May I ask what's wrong with genuinely wishing someone good will, regardless of how you phrase it? What on Earth possesses someone to see the worst in an expression of good will, and tear down the giver (which I have actually SEEN while out Xmas shopping in past years), rather than accepting it in the spirit in which it's meant?


I certainly can't be the only one who uses "Happy Holidays" to encapsulate Christmas (or Solstice, or Hanukkah, depending on the recipient) AND the New Year, and I WOULD like to wish you a happy time for both holidays without generating offense on the part of the recipient.


And if the well-wisher is unsure of the holidays you celebrate, why is it an offense for them to wish you well generically? It's not up to the retail clerk (who's probably been behind that register WAY too long this season) to determine in less than a second which holiday you celebrate and wish you well accordingly. Is it too much to ask people to accept goodwill in the intent in which it's delivered and celebrate their respective holiday anyway?

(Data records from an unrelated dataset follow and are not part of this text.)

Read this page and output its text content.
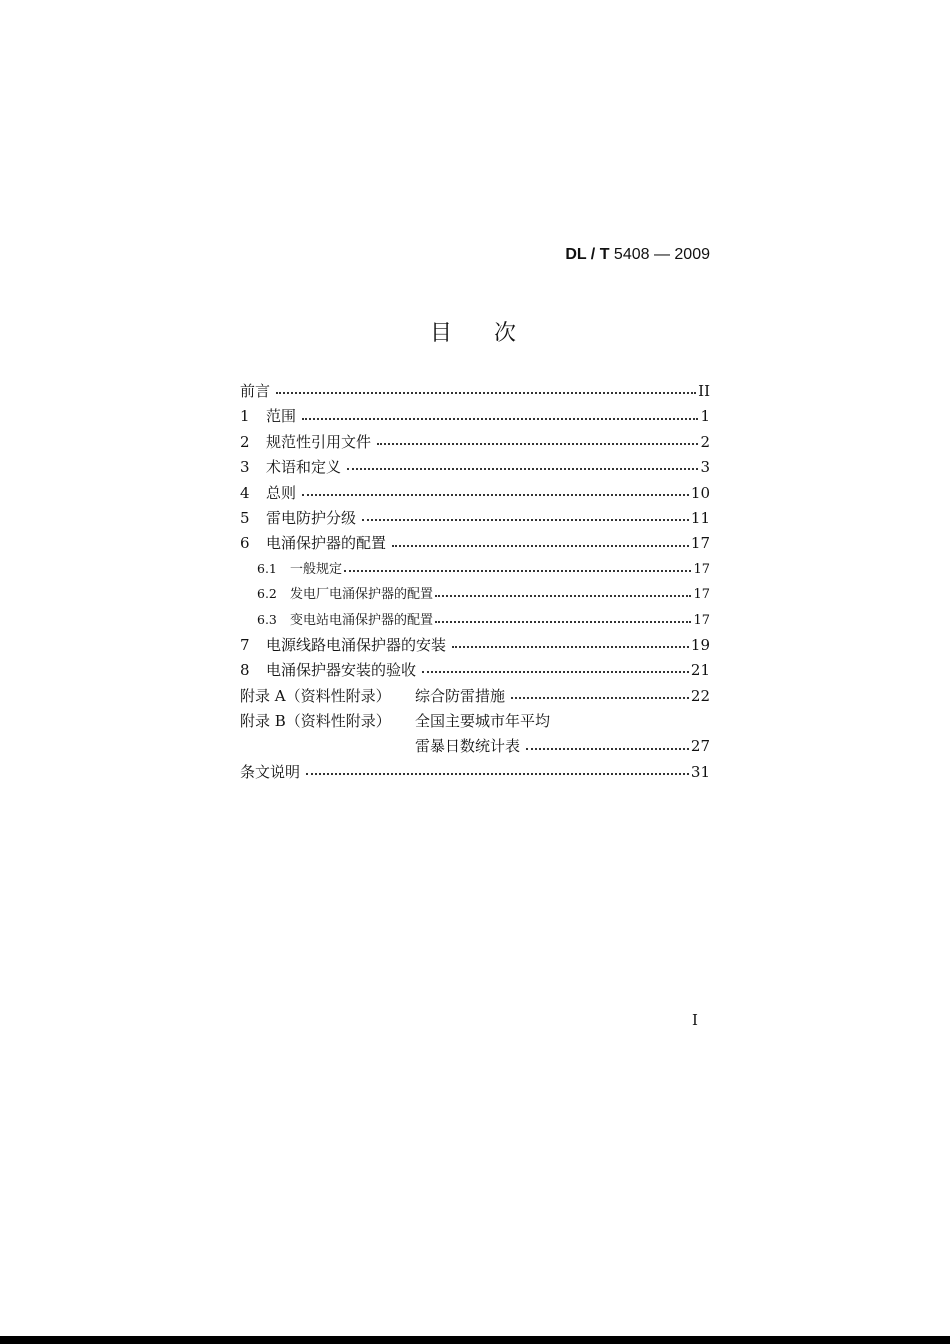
DL / T 5408 — 2009
目次
前言	II
1	范围	1
2	规范性引用文件	2
3	术语和定义	3
4	总则	10
5	雷电防护分级	11
6	电涌保护器的配置	17
6.1	一般规定	17
6.2	发电厂电涌保护器的配置	17
6.3	变电站电涌保护器的配置	17
7	电源线路电涌保护器的安装	19
8	电涌保护器安装的验收	21
附录 A（资料性附录）	综合防雷措施	22
附录 B（资料性附录）	全国主要城市年平均
雷暴日数统计表	27
条文说明	31
I
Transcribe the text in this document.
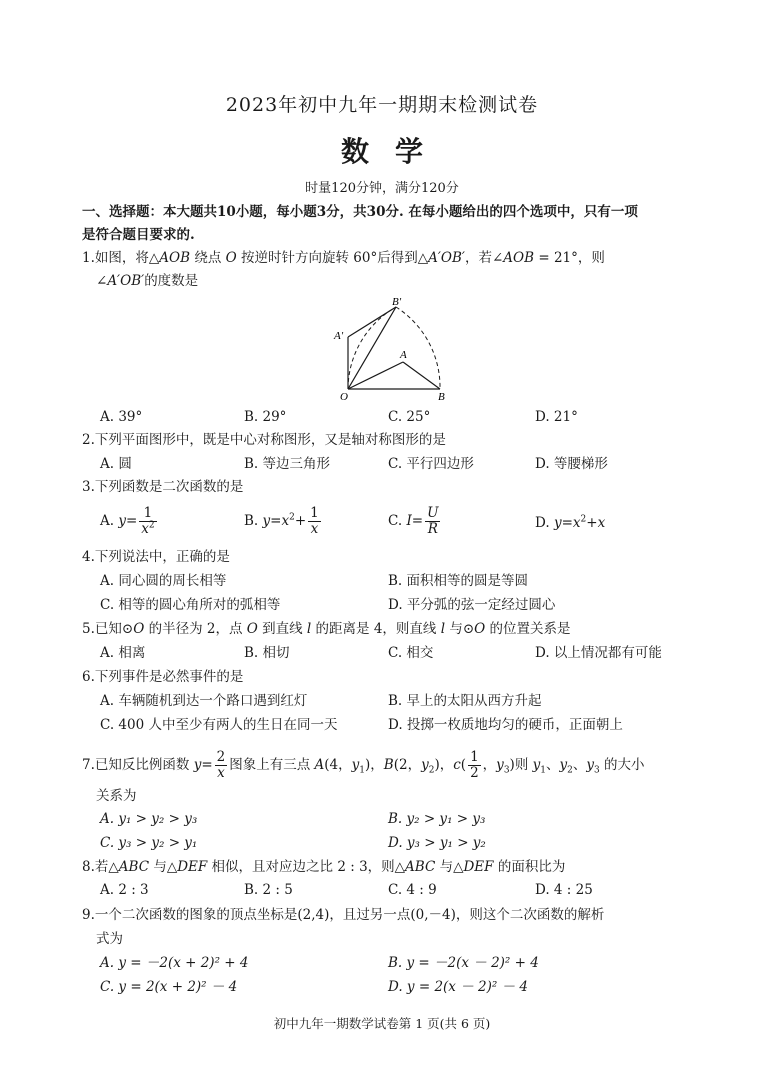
2023年初中九年一期期末检测试卷
数学
时量120分钟，满分120分
一、选择题：本大题共10小题，每小题3分，共30分. 在每小题给出的四个选项中，只有一项
是符合题目要求的.
1.如图，将△AOB 绕点 O 按逆时针方向旋转 60°后得到△A′OB′，若∠AOB = 21°，则
∠A′OB′的度数是
B′
A′
A
O	B
A. 39°	B. 29°	C. 25°	D. 21°
2.下列平面图形中，既是中心对称图形，又是轴对称图形的是
A. 圆	B. 等边三角形	C. 平行四边形	D. 等腰梯形
3.下列函数是二次函数的是
A. $y= \frac{1}{x^2}$	B. $y=x^2+ \frac{1}{x}$	C. $I= \frac{U}{R}$	D. $y=x^2+x$
4.下列说法中，正确的是
A. 同心圆的周长相等	B. 面积相等的圆是等圆
C. 相等的圆心角所对的弧相等	D. 平分弧的弦一定经过圆心
5.已知⊙O 的半径为 2，点 O 到直线 l 的距离是 4，则直线 l 与⊙O 的位置关系是
A. 相离	B. 相切	C. 相交	D. 以上情况都有可能
6.下列事件是必然事件的是
A. 车辆随机到达一个路口遇到红灯	B. 早上的太阳从西方升起
C. 400 人中至少有两人的生日在同一天	D. 投掷一枚质地均匀的硬币，正面朝上
7.已知反比例函数 $y= \frac{2}{x}$ 图象上有三点 A(4，$y_1$)，B(2，$y_2$)，$c( \frac{1}{2}$ ，$y_3$)则 $y_1$、$y_2$、$y_3$ 的大小
关系为
A. y₁ > y₂ > y₃	B. y₂ > y₁ > y₃
C. y₃ > y₂ > y₁	D. y₃ > y₁ > y₂
8.若△ABC 与△DEF 相似，且对应边之比 2 : 3，则△ABC 与△DEF 的面积比为
A. 2 : 3	B. 2 : 5	C. 4 : 9	D. 4 : 25
9.一个二次函数的图象的顶点坐标是(2,4)，且过另一点(0,－4)，则这个二次函数的解析
式为
A. y = －2(x + 2)² + 4	B. y = －2(x － 2)² + 4
C. y = 2(x + 2)² － 4	D. y = 2(x － 2)² － 4
初中九年一期数学试卷第 1 页(共 6 页)
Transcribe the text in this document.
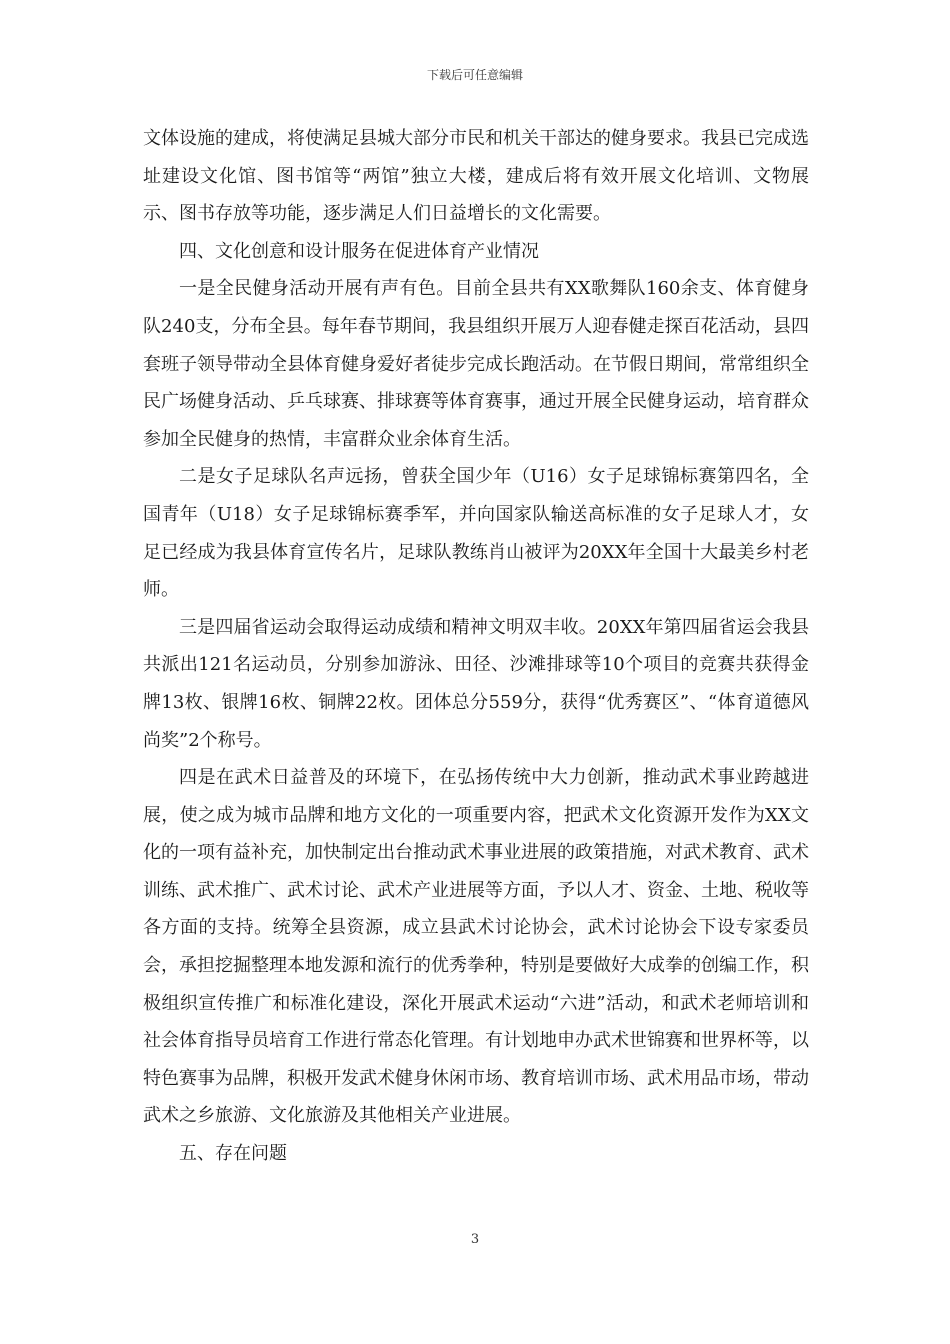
下载后可任意编辑

文体设施的建成，将使满足县城大部分市民和机关干部达的健身要求。我县已完成选址建设文化馆、图书馆等“两馆”独立大楼，建成后将有效开展文化培训、文物展示、图书存放等功能，逐步满足人们日益增长的文化需要。

四、文化创意和设计服务在促进体育产业情况

一是全民健身活动开展有声有色。目前全县共有XX歌舞队160余支、体育健身队240支，分布全县。每年春节期间，我县组织开展万人迎春健走探百花活动，县四套班子领导带动全县体育健身爱好者徒步完成长跑活动。在节假日期间，常常组织全民广场健身活动、乒乓球赛、排球赛等体育赛事，通过开展全民健身运动，培育群众参加全民健身的热情，丰富群众业余体育生活。

二是女子足球队名声远扬，曾获全国少年（U16）女子足球锦标赛第四名，全国青年（U18）女子足球锦标赛季军，并向国家队输送高标准的女子足球人才，女足已经成为我县体育宣传名片，足球队教练肖山被评为20XX年全国十大最美乡村老师。

三是四届省运动会取得运动成绩和精神文明双丰收。20XX年第四届省运会我县共派出121名运动员，分别参加游泳、田径、沙滩排球等10个项目的竞赛共获得金牌13枚、银牌16枚、铜牌22枚。团体总分559分，获得“优秀赛区”、“体育道德风尚奖”2个称号。

四是在武术日益普及的环境下，在弘扬传统中大力创新，推动武术事业跨越进展，使之成为城市品牌和地方文化的一项重要内容，把武术文化资源开发作为XX文化的一项有益补充，加快制定出台推动武术事业进展的政策措施，对武术教育、武术训练、武术推广、武术讨论、武术产业进展等方面，予以人才、资金、土地、税收等各方面的支持。统筹全县资源，成立县武术讨论协会，武术讨论协会下设专家委员会，承担挖掘整理本地发源和流行的优秀拳种，特别是要做好大成拳的创编工作，积极组织宣传推广和标准化建设，深化开展武术运动“六进”活动，和武术老师培训和社会体育指导员培育工作进行常态化管理。有计划地申办武术世锦赛和世界杯等，以特色赛事为品牌，积极开发武术健身休闲市场、教育培训市场、武术用品市场，带动武术之乡旅游、文化旅游及其他相关产业进展。

五、存在问题

3
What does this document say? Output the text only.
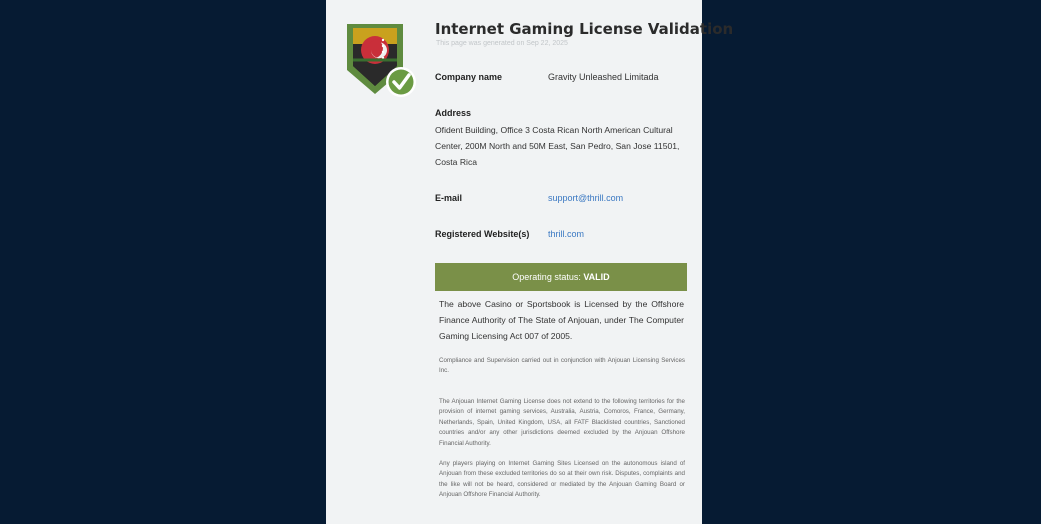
Internet Gaming License Validation
This page was generated on Sep 22, 2025
Company name	Gravity Unleashed Limitada
Address
Ofident Building, Office 3 Costa Rican North American Cultural Center, 200M North and 50M East, San Pedro, San Jose 11501, Costa Rica
E-mail	support@thrill.com
Registered Website(s) thrill.com
Operating status: VALID
The above Casino or Sportsbook is Licensed by the Offshore Finance Authority of The State of Anjouan, under The Computer Gaming Licensing Act 007 of 2005.
Compliance and Supervision carried out in conjunction with Anjouan Licensing Services Inc.
The Anjouan Internet Gaming License does not extend to the following territories for the provision of internet gaming services, Australia, Austria, Comoros, France, Germany, Netherlands, Spain, United Kingdom, USA, all FATF Blacklisted countries, Sanctioned countries and/or any other jurisdictions deemed excluded by the Anjouan Offshore Financial Authority.
Any players playing on Internet Gaming Sites Licensed on the autonomous island of Anjouan from these excluded territories do so at their own risk. Disputes, complaints and the like will not be heard, considered or mediated by the Anjouan Gaming Board or Anjouan Offshore Financial Authority.
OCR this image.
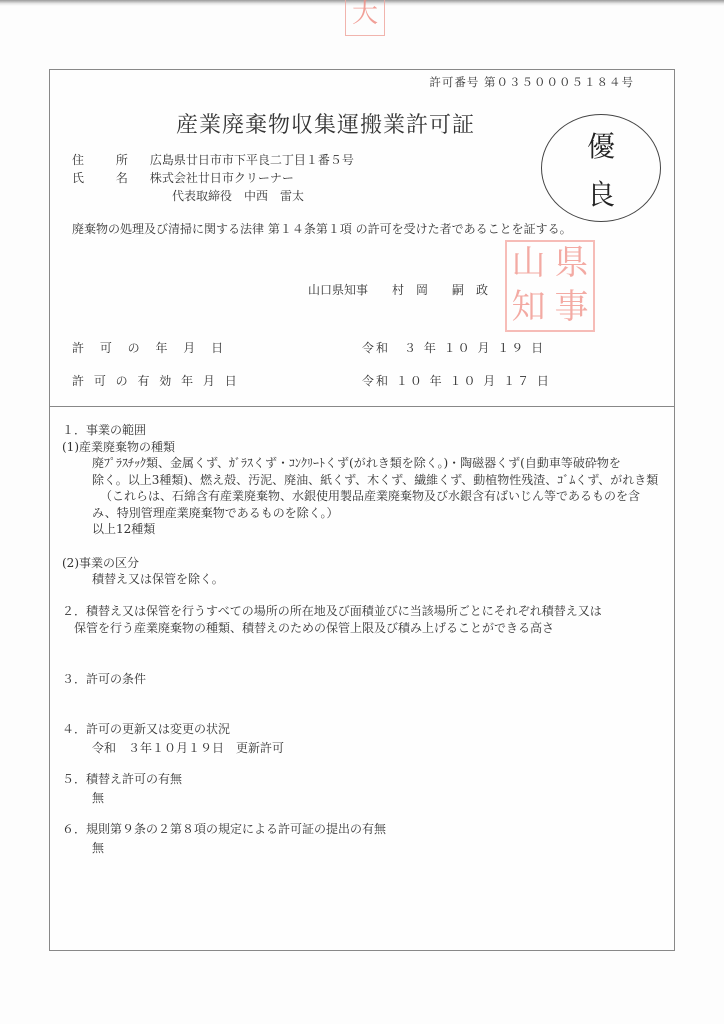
大
許可番号 第０３５０００５１８４号
産業廃棄物収集運搬業許可証
優
良
住 所 広島県廿日市市下平良二丁目１番５号
氏 名 株式会社廿日市クリーナー
代表取締役　中西　雷太
廃棄物の処理及び清掃に関する法律 第１４条第１項 の許可を受けた者であることを証する。
山 県
知 事
山口県知事　　村　岡　　嗣　政
許 可 の 年 月 日	令和　３ 年 １０ 月 １９ 日
許 可 の 有 効 年 月 日	令和 １０ 年 １０ 月 １７ 日
１．事業の範囲
(1)産業廃棄物の種類
廃ﾌﾟﾗｽﾁｯｸ類、金属くず、ｶﾞﾗｽくず・ｺﾝｸﾘｰﾄくず(がれき類を除く。)・陶磁器くず(自動車等破砕物を
除く。以上3種類)、燃え殻、汚泥、廃油、紙くず、木くず、繊維くず、動植物性残渣、ｺﾞﾑくず、がれき類
（これらは、石綿含有産業廃棄物、水銀使用製品産業廃棄物及び水銀含有ばいじん等であるものを含
み、特別管理産業廃棄物であるものを除く。）
以上12種類
(2)事業の区分
積替え又は保管を除く。
２．積替え又は保管を行うすべての場所の所在地及び面積並びに当該場所ごとにそれぞれ積替え又は
保管を行う産業廃棄物の種類、積替えのための保管上限及び積み上げることができる高さ
３．許可の条件
４．許可の更新又は変更の状況
令和　３年１０月１９日　更新許可
５．積替え許可の有無
無
６．規則第９条の２第８項の規定による許可証の提出の有無
無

It is not meant to exclude anyone, rather instead including various other beliefs and celebrations. And since when is inclusion considered bad manners? It's akin to looking at a group of people, male and female, and insisting I call them "gentlemen." 


(Actually, it's more akin to looking at a group of people, some of whom are gender indeterminate, and asking me to call them "gentlemen" rather than "folks" - especially when I sure as heck don't want to offend someone.)


How about we look past the Thanksgiving night lines for the latest sales, look past the newest toys that you HAVE to have, look past the unintended slights and unneeded offense, and take a good long look at what we are all saying this season is about, whatever we believe, and reflect on that?


Happy holidays, folks... whatever you celebrate, or even if you don't. Merry Christmas, Happy Hanukkah, Blessed Solstice, Joyous Yule, Happy New Year, and if I've missed anyone, please let me know. Just be happy. Unwind. Reflect. ENJOY the holidays and don't be consumed by them. May we all start 2012 happier for spending the holidays with loved ones, rather than saying, "Well, I'm glad THAT'S over for another year!"